I need to prepend debugging info to all exceptions that occur within a block, but I don't want to mess up the backtrace.$! doesn't seem to be allowing this in 1.9.3; raise is replacing the backtrace regardless of what I try.
Ideas?
Here's what I was using originally:
def self.load(filename, virtual_path = nil)
t = Template.new(filename, virtual_path)
t.is_page? ? Page.new(t) : t
rescue
raise $!, "Error loading template '#{filename}'#{virtual_path ? " under virtual path '" + virtual_path + "'" : ""}: #{$!}"
end
The best I've found so far is this:
def self.load(filename, virtual_path = nil)

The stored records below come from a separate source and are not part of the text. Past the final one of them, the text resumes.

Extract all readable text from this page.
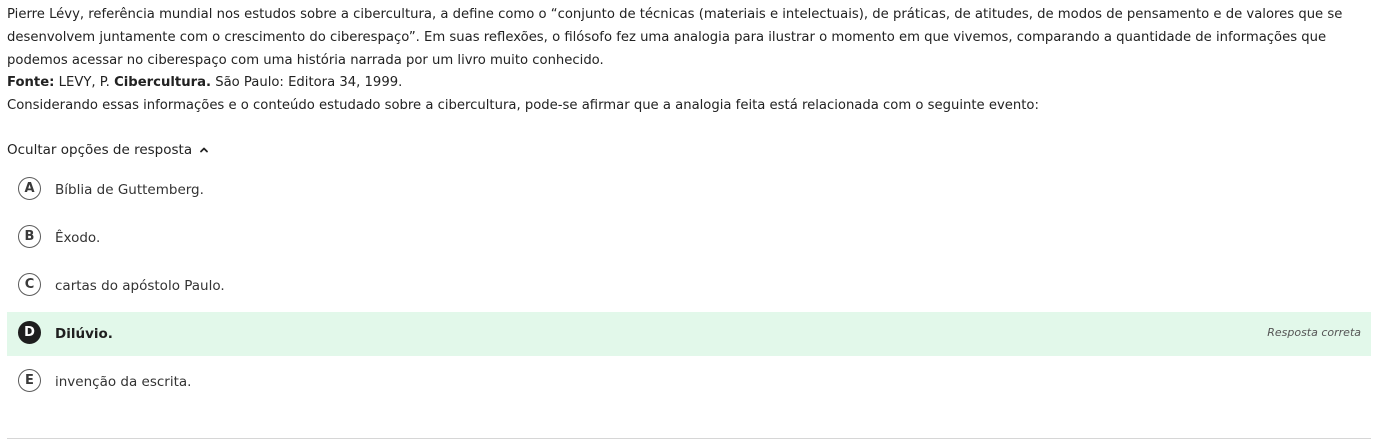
Pierre Lévy, referência mundial nos estudos sobre a cibercultura, a define como o “conjunto de técnicas (materiais e intelectuais), de práticas, de atitudes, de modos de pensamento e de valores que se desenvolvem juntamente com o crescimento do ciberespaço”. Em suas reflexões, o filósofo fez uma analogia para ilustrar o momento em que vivemos, comparando a quantidade de informações que podemos acessar no ciberespaço com uma história narrada por um livro muito conhecido.

Fonte: LEVY, P. Cibercultura. São Paulo: Editora 34, 1999.

Considerando essas informações e o conteúdo estudado sobre a cibercultura, pode-se afirmar que a analogia feita está relacionada com o seguinte evento:

Ocultar opções de resposta
A	Bíblia de Guttemberg.
B	Êxodo.
C	cartas do apóstolo Paulo.
D	Dilúvio.	Resposta correta
E	invenção da escrita.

t = Template.new(filename, virtual_path)
t.is_page? ? Page.new(t) : t
rescue => e
raise e, "Error loading template '#{filename}'#{virtual_path ? " under virtual path '" + virtual_path + "'" : ""}: #{e.message} #{e.backtrace}"
end
This dumps the original stack trace into the message, but still doesn't preserve the old stack trace as the stack trace
If you look at the Kernel#raise method, it can take three parameters:
raise(exception [, string [, array]])
If you want to keep the backtrace, you should specify the array parameter, which is the callback information.
Example:
Say you originally had:
def some_method()
raise('original message')
end
some_method
#=> scratch.rb:10:in `some_method': original message (RuntimeError)
# from scratch.rb:16:in `<main>'
You can use the third parameter of the exception to raise a new exception with updated message and the same backtrace:
def some_method()
begin
raise('error message')
rescue
raise $!, 'new message', $!.backtrace
end
end
some_method
#=> scratch.rb:10:in `some_method': new message (RuntimeError)
# from scratch.rb:16:in `<main>'
As you can see, the new exception is the same as the original exception, except with the updated message.